# Russell's ??????.....



## tinocobee (Jan 31, 2008)

Does anyone know what happened to russells apiaries ?? I haven't heard from him and his private messege storage is full. Plus his phone numbers don't make any calls??


----------



## DPBsbees (Apr 14, 2011)

Russell's got out of the retail business. There are now other people selling their queens that they raised. I got one of their queens from Russell Apiaries Pennsylvania. There is a Russell Apiaries Central CA. You may want to check them out.


----------



## seal62 (Apr 17, 2011)

tino ... I hope you didnt give him money.


----------



## seal62 (Apr 17, 2011)

DPBsbees said:


> Russell's got out of the retail business. There are now other people selling their queens that they raised. I got one of their queens from Russell Apiaries Pennsylvania. There is a Russell Apiaries Central CA. You may want to check them out.

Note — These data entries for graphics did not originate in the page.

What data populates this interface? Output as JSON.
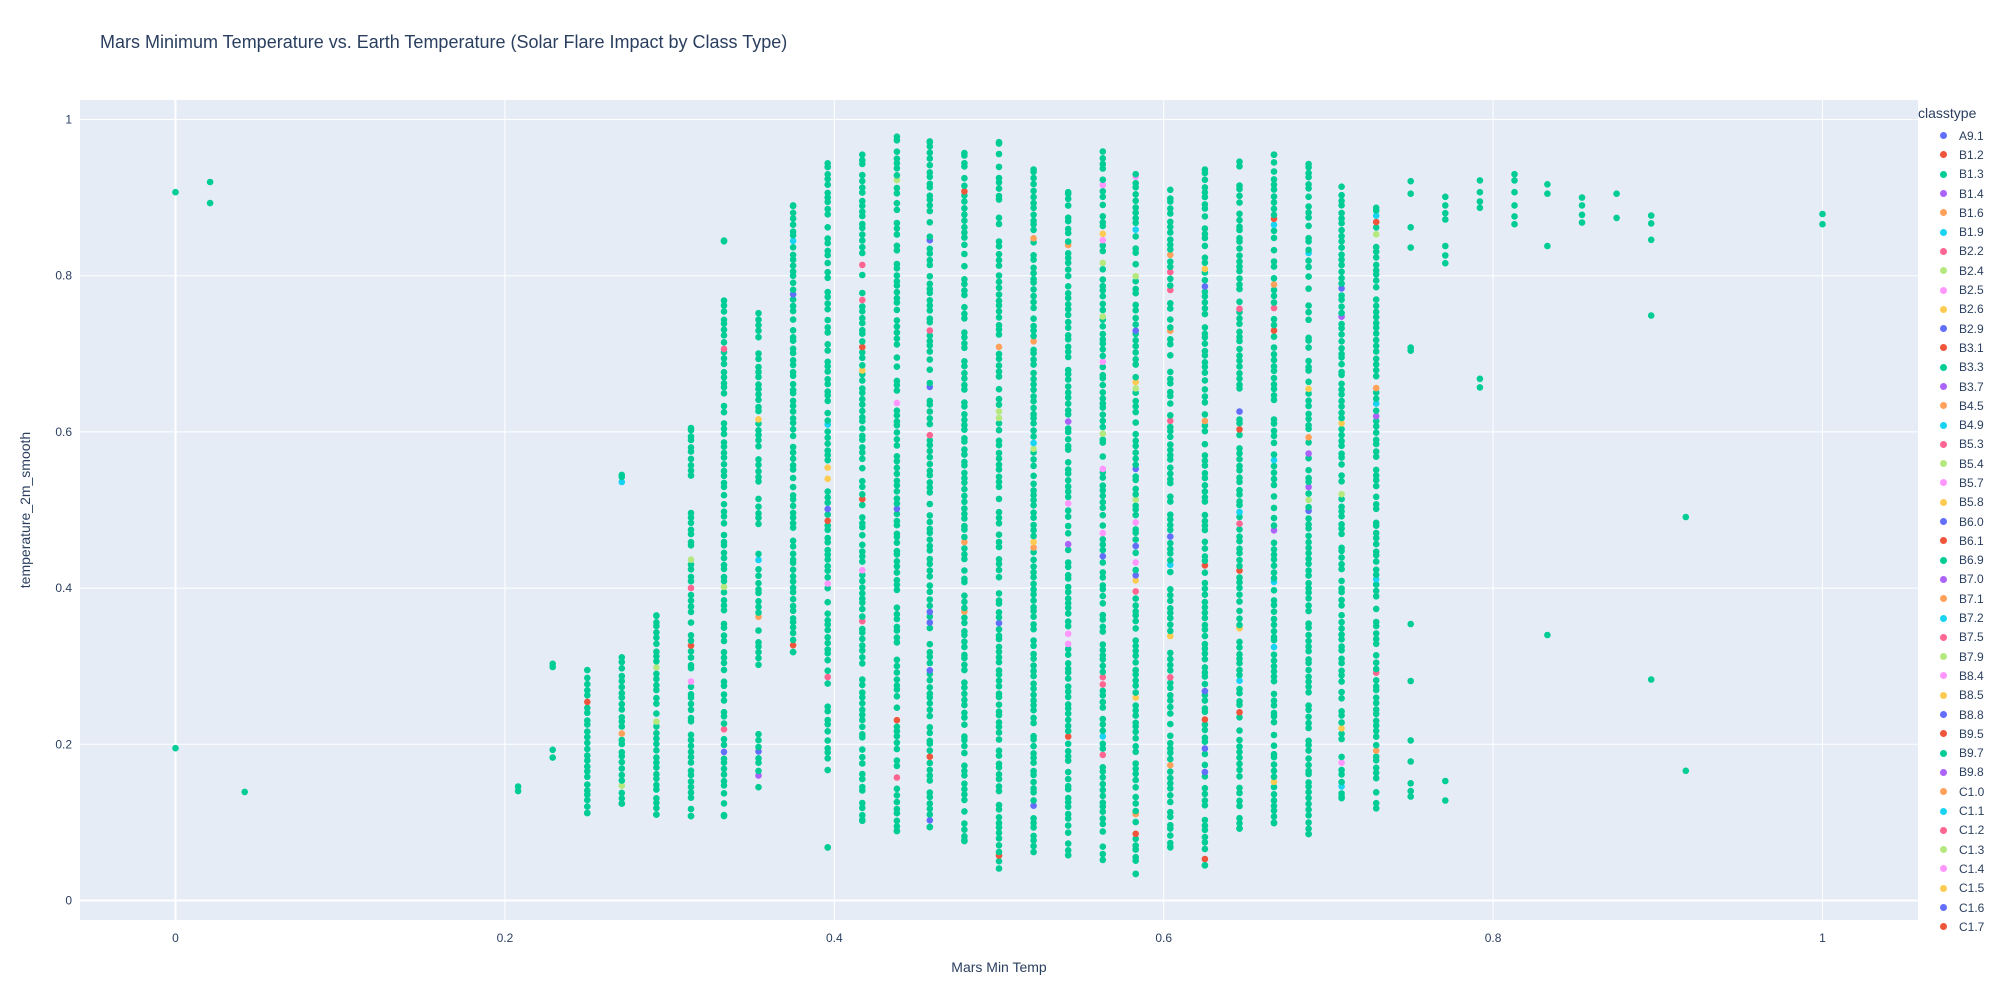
{
  "chart_data": {
    "type": "scatter",
    "title": "Mars Minimum Temperature vs. Earth Temperature (Solar Flare Impact by Class Type)",
    "xlabel": "Mars Min Temp",
    "ylabel": "temperature_2m_smooth",
    "xlim": [
      -0.058,
      1.058
    ],
    "ylim": [
      -0.025,
      1.025
    ],
    "x_ticks": [
      0,
      0.2,
      0.4,
      0.6,
      0.8,
      1
    ],
    "x_tick_labels": [
      "0",
      "0.2",
      "0.4",
      "0.6",
      "0.8",
      "1"
    ],
    "y_ticks": [
      0,
      0.2,
      0.4,
      0.6,
      0.8,
      1
    ],
    "y_tick_labels": [
      "0",
      "0.2",
      "0.4",
      "0.6",
      "0.8",
      "1"
    ],
    "grid": true,
    "plot_background": "#E5ECF6",
    "legend_title": "classtype",
    "legend_position": "right",
    "dominant_series": "B1.3",
    "classes": [
      {
        "name": "A9.1",
        "color": "#636EFA"
      },
      {
        "name": "B1.2",
        "color": "#EF553B"
      },
      {
        "name": "B1.3",
        "color": "#00CC96"
      },
      {
        "name": "B1.4",
        "color": "#AB63FA"
      },
      {
        "name": "B1.6",
        "color": "#FFA15A"
      },
      {
        "name": "B1.9",
        "color": "#19D3F3"
      },
      {
        "name": "B2.2",
        "color": "#FF6692"
      },
      {
        "name": "B2.4",
        "color": "#B6E880"
      },
      {
        "name": "B2.5",
        "color": "#FF97FF"
      },
      {
        "name": "B2.6",
        "color": "#FECB52"
      },
      {
        "name": "B2.9",
        "color": "#636EFA"
      },
      {
        "name": "B3.1",
        "color": "#EF553B"
      },
      {
        "name": "B3.3",
        "color": "#00CC96"
      },
      {
        "name": "B3.7",
        "color": "#AB63FA"
      },
      {
        "name": "B4.5",
        "color": "#FFA15A"
      },
      {
        "name": "B4.9",
        "color": "#19D3F3"
      },
      {
        "name": "B5.3",
        "color": "#FF6692"
      },
      {
        "name": "B5.4",
        "color": "#B6E880"
      },
      {
        "name": "B5.7",
        "color": "#FF97FF"
      },
      {
        "name": "B5.8",
        "color": "#FECB52"
      },
      {
        "name": "B6.0",
        "color": "#636EFA"
      },
      {
        "name": "B6.1",
        "color": "#EF553B"
      },
      {
        "name": "B6.9",
        "color": "#00CC96"
      },
      {
        "name": "B7.0",
        "color": "#AB63FA"
      },
      {
        "name": "B7.1",
        "color": "#FFA15A"
      },
      {
        "name": "B7.2",
        "color": "#19D3F3"
      },
      {
        "name": "B7.5",
        "color": "#FF6692"
      },
      {
        "name": "B7.9",
        "color": "#B6E880"
      },
      {
        "name": "B8.4",
        "color": "#FF97FF"
      },
      {
        "name": "B8.5",
        "color": "#FECB52"
      },
      {
        "name": "B8.8",
        "color": "#636EFA"
      },
      {
        "name": "B9.5",
        "color": "#EF553B"
      },
      {
        "name": "B9.7",
        "color": "#00CC96"
      },
      {
        "name": "B9.8",
        "color": "#AB63FA"
      },
      {
        "name": "C1.0",
        "color": "#FFA15A"
      },
      {
        "name": "C1.1",
        "color": "#19D3F3"
      },
      {
        "name": "C1.2",
        "color": "#FF6692"
      },
      {
        "name": "C1.3",
        "color": "#B6E880"
      },
      {
        "name": "C1.4",
        "color": "#FF97FF"
      },
      {
        "name": "C1.5",
        "color": "#FECB52"
      },
      {
        "name": "C1.6",
        "color": "#636EFA"
      },
      {
        "name": "C1.7",
        "color": "#EF553B"
      }
    ],
    "columns": [
      {
        "x": 0.0,
        "min": 0.195,
        "max": 0.907,
        "sparse": [
          0.907,
          0.195
        ]
      },
      {
        "x": 0.021,
        "min": 0.893,
        "max": 0.92,
        "sparse": [
          0.92,
          0.893
        ]
      },
      {
        "x": 0.042,
        "min": 0.139,
        "max": 0.139,
        "sparse": [
          0.139
        ]
      },
      {
        "x": 0.208,
        "min": 0.14,
        "max": 0.146,
        "sparse": [
          0.146,
          0.14
        ]
      },
      {
        "x": 0.229,
        "min": 0.183,
        "max": 0.303,
        "sparse": [
          0.303,
          0.299,
          0.193,
          0.183
        ]
      },
      {
        "x": 0.25,
        "min": 0.112,
        "max": 0.295
      },
      {
        "x": 0.271,
        "min": 0.124,
        "max": 0.545,
        "gap": [
          0.315,
          0.53
        ]
      },
      {
        "x": 0.292,
        "min": 0.11,
        "max": 0.365
      },
      {
        "x": 0.313,
        "min": 0.108,
        "max": 0.605,
        "gap": [
          0.5,
          0.54
        ]
      },
      {
        "x": 0.333,
        "min": 0.108,
        "max": 0.845,
        "gap": [
          0.77,
          0.84
        ]
      },
      {
        "x": 0.354,
        "min": 0.145,
        "max": 0.752,
        "gap": [
          0.22,
          0.3
        ]
      },
      {
        "x": 0.375,
        "min": 0.318,
        "max": 0.89
      },
      {
        "x": 0.396,
        "min": 0.068,
        "max": 0.944,
        "gap": [
          0.07,
          0.16
        ]
      },
      {
        "x": 0.417,
        "min": 0.102,
        "max": 0.955
      },
      {
        "x": 0.438,
        "min": 0.089,
        "max": 0.978
      },
      {
        "x": 0.458,
        "min": 0.094,
        "max": 0.972
      },
      {
        "x": 0.479,
        "min": 0.076,
        "max": 0.957
      },
      {
        "x": 0.5,
        "min": 0.041,
        "max": 0.971
      },
      {
        "x": 0.521,
        "min": 0.062,
        "max": 0.936
      },
      {
        "x": 0.542,
        "min": 0.058,
        "max": 0.907
      },
      {
        "x": 0.563,
        "min": 0.052,
        "max": 0.959
      },
      {
        "x": 0.583,
        "min": 0.034,
        "max": 0.93
      },
      {
        "x": 0.604,
        "min": 0.068,
        "max": 0.91
      },
      {
        "x": 0.625,
        "min": 0.045,
        "max": 0.936
      },
      {
        "x": 0.646,
        "min": 0.092,
        "max": 0.946
      },
      {
        "x": 0.667,
        "min": 0.099,
        "max": 0.955
      },
      {
        "x": 0.688,
        "min": 0.085,
        "max": 0.943
      },
      {
        "x": 0.708,
        "min": 0.131,
        "max": 0.914
      },
      {
        "x": 0.729,
        "min": 0.118,
        "max": 0.887
      },
      {
        "x": 0.75,
        "min": 0.133,
        "max": 0.921,
        "sparse": [
          0.921,
          0.905,
          0.862,
          0.836,
          0.708,
          0.704,
          0.354,
          0.281,
          0.205,
          0.178,
          0.15,
          0.14,
          0.133
        ]
      },
      {
        "x": 0.771,
        "min": 0.128,
        "max": 0.901,
        "sparse": [
          0.901,
          0.89,
          0.88,
          0.872,
          0.838,
          0.826,
          0.816,
          0.153,
          0.128
        ]
      },
      {
        "x": 0.792,
        "min": 0.657,
        "max": 0.922,
        "sparse": [
          0.922,
          0.907,
          0.895,
          0.887,
          0.668,
          0.657
        ]
      },
      {
        "x": 0.813,
        "min": 0.866,
        "max": 0.93,
        "sparse": [
          0.93,
          0.922,
          0.907,
          0.89,
          0.876,
          0.866
        ]
      },
      {
        "x": 0.833,
        "min": 0.34,
        "max": 0.917,
        "sparse": [
          0.917,
          0.905,
          0.838,
          0.34
        ]
      },
      {
        "x": 0.854,
        "min": 0.868,
        "max": 0.9,
        "sparse": [
          0.9,
          0.89,
          0.878,
          0.868
        ]
      },
      {
        "x": 0.875,
        "min": 0.874,
        "max": 0.905,
        "sparse": [
          0.905,
          0.874
        ]
      },
      {
        "x": 0.896,
        "min": 0.283,
        "max": 0.877,
        "sparse": [
          0.877,
          0.867,
          0.846,
          0.749,
          0.283
        ]
      },
      {
        "x": 0.917,
        "min": 0.166,
        "max": 0.491,
        "sparse": [
          0.491,
          0.166
        ]
      },
      {
        "x": 1.0,
        "min": 0.866,
        "max": 0.879,
        "sparse": [
          0.879,
          0.866
        ]
      }
    ]
  }
}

Hey DPB..a couple points. One,, if he got out of retail where are the bees we all payed for in 2011? Did Bob just wake up and say i'm not doing that anymore and keep our money? Two...are his new suppliers going to replace orders not filled? I got nothing against the new guys or gals but i have such a bad taste that i wont order any bee with the name Russell attached. I do have a couple sunkists that are good queens .but going on only 2nd yr queens the sooper yooper came out on top, kelleys hygienic 2nd , then a sunkist. The fergusons buckfest and broket's queens are doing well but i cant rate them until they make a yankee winter. Theres a couple im fond of but its too be seen how they start off in the spring. My point is there alot of breeders out there that produce good queens shipped in a timely manner.


----------



## DPBsbees (Apr 14, 2011)

Russell Apiaries Pennsylvania actually honored my order from the original Russell. They sent me the queen I ordered free of charge. I think they may have been able to get the money I paid from Russell. I actually contacted them since I couldn't get a response about my order. I can't speak for the other local Russell's, but I think so highly of the PA one that I ordered an over wintered nuc for this spring from them. If you go to the old Russell's web site you can find the closest one by you. I'd contact them and see if they can do anything about your order that never shipped. It's worth the effort of an email to find out. It worked for me.


----------



## buzzsaw (Jul 2, 2011)

I am in the same situation as you Seal. Ironic though since I have lost contact with Rob @ RA - I thought it worth a try to contact my local RA supplier. Account to membership to local RA website has been pending for over a week. Don't have high hopes for improved customer service.


----------



## MichaBees (Sep 26, 2010)

I am still waiting for Russell Apiaries or one of their subsidiaries to honor my order.


----------